Eric Garber: A Spectacle in Color: The Lesbian and Gay Subculture of Jazz Age Harlem

At the beginning of the twentieth century, a homosexual subculture, uniquely Afro-American in substance, began to take shape in New York’s Harlem. Throughout the so- called Harlem Renaissance period, roughly 1920 to 1935, black lesbians and gay men were meeting each other. street corners, socializing in cabarets and rent parties, and worshiping in church on Sundays, creating a language, a social structure, and a complex network of institutions. Some were discreet about their sexual identities; others openly expressed their personal feelings. The community they built attracted white homosexuals as well as black, creating friendships between people of disparate ethnic and economic backgrounds and building alliances for progressive social change.
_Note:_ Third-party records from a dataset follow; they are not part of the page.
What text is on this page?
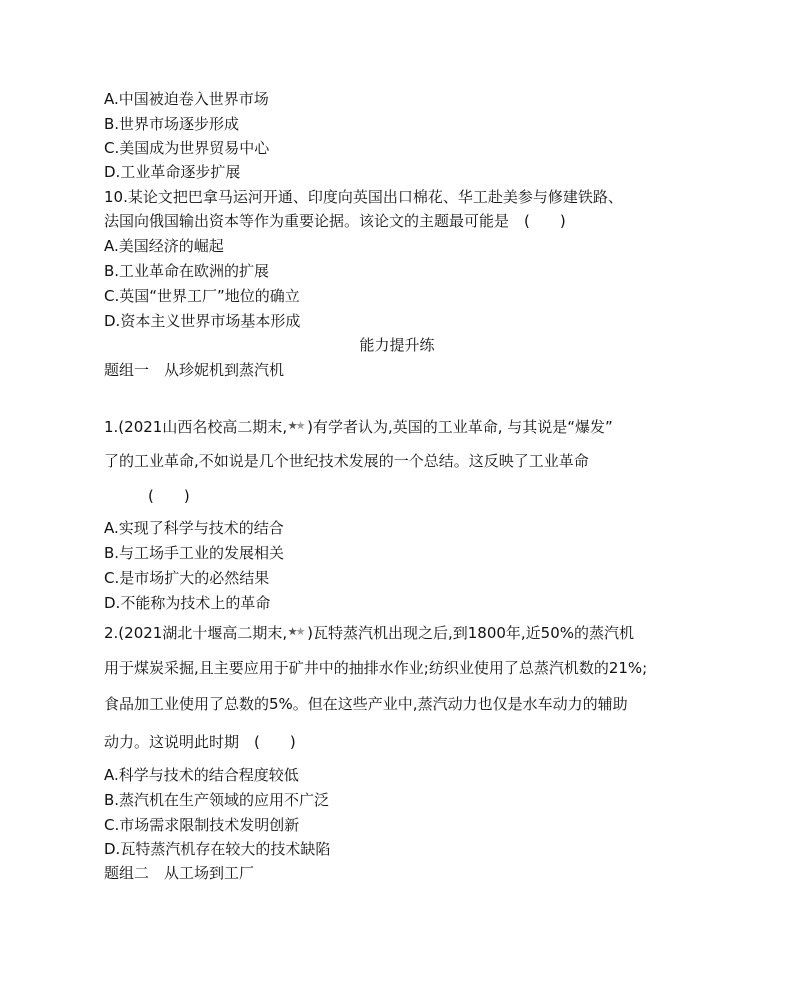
A.中国被迫卷入世界市场
B.世界市场逐步形成
C.美国成为世界贸易中心
D.工业革命逐步扩展
10.某论文把巴拿马运河开通、印度向英国出口棉花、华工赴美参与修建铁路、
法国向俄国输出资本等作为重要论据。该论文的主题最可能是　(　　)
A.美国经济的崛起
B.工业革命在欧洲的扩展
C.英国“世界工厂”地位的确立
D.资本主义世界市场基本形成
能力提升练
题组一　从珍妮机到蒸汽机
1.(2021山西名校高二期末, )有学者认为,英国的工业革命, 与其说是“爆发”
了的工业革命,不如说是几个世纪技术发展的一个总结。这反映了工业革命
(　　)
A.实现了科学与技术的结合
B.与工场手工业的发展相关
C.是市场扩大的必然结果
D.不能称为技术上的革命
2.(2021湖北十堰高二期末, )瓦特蒸汽机出现之后,到1800年,近50%的蒸汽机
用于煤炭采掘,且主要应用于矿井中的抽排水作业;纺织业使用了总蒸汽机数的21%;
食品加工业使用了总数的5%。但在这些产业中,蒸汽动力也仅是水车动力的辅助
动力。这说明此时期　(　　)
A.科学与技术的结合程度较低
B.蒸汽机在生产领域的应用不广泛
C.市场需求限制技术发明创新
D.瓦特蒸汽机存在较大的技术缺陷
题组二　从工场到工厂
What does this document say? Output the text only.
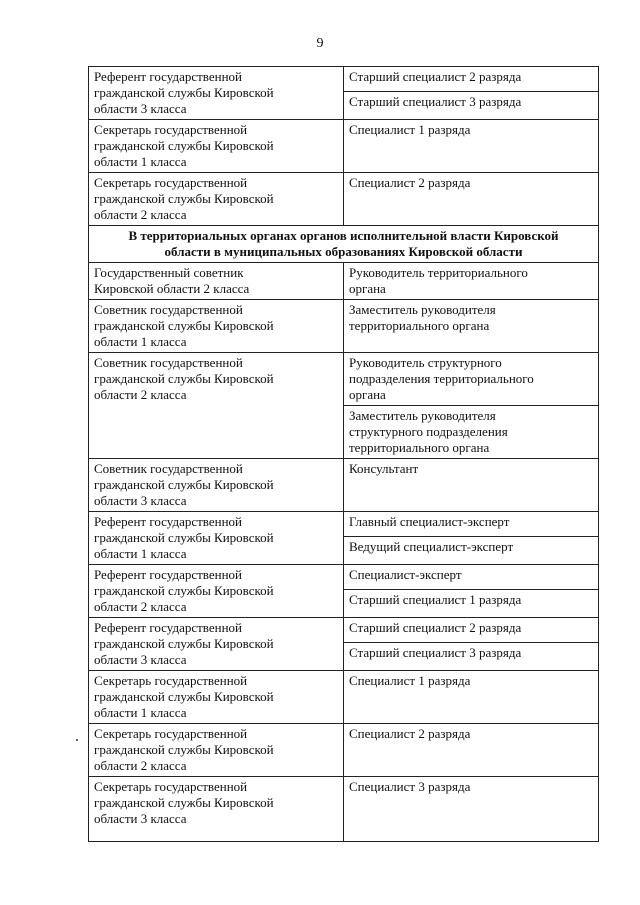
9
Референт государственной
гражданской службы Кировской
области 3 класса	Старший специалист 2 разряда

	Старший специалист 3 разряда

Секретарь государственной
гражданской службы Кировской
области 1 класса	Специалист 1 разряда

Секретарь государственной
гражданской службы Кировской
области 2 класса	Специалист 2 разряда

В территориальных органах органов исполнительной власти Кировской
области в муниципальных образованиях Кировской области	

Государственный советник
Кировской области 2 класса	Руководитель территориального
органа

Советник государственной
гражданской службы Кировской
области 1 класса	Заместитель руководителя
территориального органа

Советник государственной
гражданской службы Кировской
области 2 класса	Руководитель структурного
подразделения территориального
органа

	Заместитель руководителя
структурного подразделения
территориального органа

Советник государственной
гражданской службы Кировской
области 3 класса	Консультант

Референт государственной
гражданской службы Кировской
области 1 класса	Главный специалист-эксперт

	Ведущий специалист-эксперт

Референт государственной
гражданской службы Кировской
области 2 класса	Специалист-эксперт

	Старший специалист 1 разряда

Референт государственной
гражданской службы Кировской
области 3 класса	Старший специалист 2 разряда

	Старший специалист 3 разряда

Секретарь государственной
гражданской службы Кировской
области 1 класса	Специалист 1 разряда

Секретарь государственной
гражданской службы Кировской
области 2 класса	Специалист 2 разряда

Секретарь государственной
гражданской службы Кировской
области 3 класса	Специалист 3 разряда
But the prosperity of the 1920s was short-lived, and the Harlem gay subculture quickly declined following the Stock Market crash of 1929 and the repeal of Prohibition, soon becoming only a shadow of its earlier self. Nevertheless, the traditions and institutions created by Harlem lesbians and gay men during the Jazz Age continue to this day.The key historical factor in the development of the lesbian and gay subculture in Harlem was the massive migration of thousands of Afro-Americans to northern urban areas after the turn of the century. Since the beginning of American slavery, the vast majority of blacks had lived in rural southern states. American participation in World War I led to an increase in northern industrial production and brought an end to immigration, which resulted in thousands of openings in northern factories becoming available to blacks. Within two decades, large communities of black Americans had developed in most northern urban areas. So significant was this shift in population that it is now referred to as the “Great Migration.” Black communities developed in Chicago, Detroit, and Buffalo, but the largest and most spectacular was Harlem, which became the mecca for Afro-Americans from all over the world. Nowhere else could you find a geographic area so large, so concentrated, really a city within a city, populated entirely by blacks. There were black schoolteachers, black entrepreneurs, black police officers, and even black millionaires. A spirit was in the air-of hope, progress, and possibilities- which proved particularly alluring to the young and unmarried. Harlem’s streets soon filled with their music, their voices, and their laughter.